モーションキャプチャーしてるのかもしれないけど、動きの表現が素晴らしい。
また、プレイヤーの一人として試合に参加してるような臨場感のある画面作り。
試合はこういう動きや位置関係だったのか、こういう設定でキャラに深みを持たせたのか、という驚きもあったし。
漫画家・アニメーターの永野護氏が監督した『花の詩女 ゴティックメード(GOTHICMADE)』みたいな、「原作者の頭の中では、こんな事を考えていた」という内容のビジュアル化に特化したような作り。
たぶん、スラダン後の『リアル』『バカボンド』などを経て、井上氏の頭の中に構築された「リアル表現」を実際の映像に落とし込むと、こうなるんだろうと。
物語を貫く主人公が花道・流川コンビから、別キャラに変更。
この交代も、花道が主役ではリリアルから遠いギャグ・コメディのテイストが多くなってしまうのを、本作では排除するという決意だったのでしょう。

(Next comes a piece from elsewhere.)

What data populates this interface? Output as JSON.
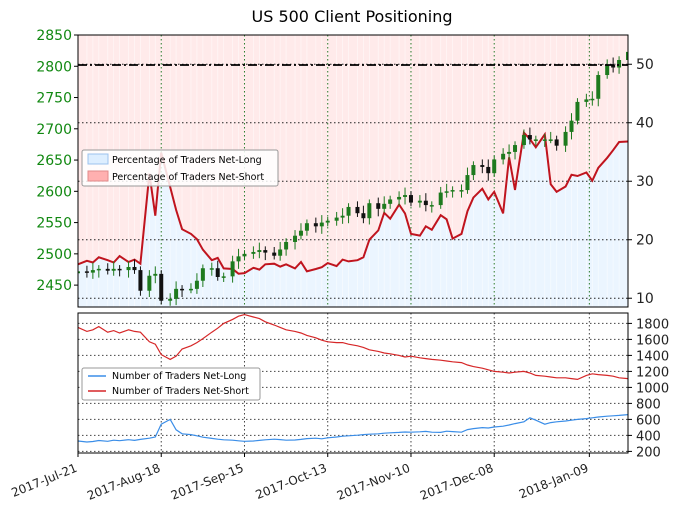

なにより漫画原作はあれで見事に完結していて、表現は「やり切った感」があるだろうから、あれをそのまま映像化する意味はないと原作者=監督は考えたのだと思います。
試合の最中に回想を挟む演出だから、試合のスピード感は少し削がれるものの、それがプレイにどんな意味をもたらすかまで考えたら、これしかないって作り。
見ず知らずの隣席・前の方の女性たちが、ハンカチを取り出して号泣してるのが印象に残りました。
私も、試合ラスト周辺の作画と音の演出に唸りつつ、少し涙ぐんだりして。
これを見せられたら、そりゃキャラの絵が入ったグッズが欲しくなって、売り場に殺到するでしょう。
画面と、劇場に来ていた人たち…とくに女性たちから受けた熱量は、『鬼滅の刃』『君の名は。』が上映終わって明るくなった瞬間を思い出しました。
そんなレベル。
ただ、試合はわりと原作の名シーンだけで繋いでいるから、漫画・テレビアニメ未修の人には不親切なので、新主人公以外の各キャラの説明などは大幅に省かれていて、そこは覚悟した方がいいかも。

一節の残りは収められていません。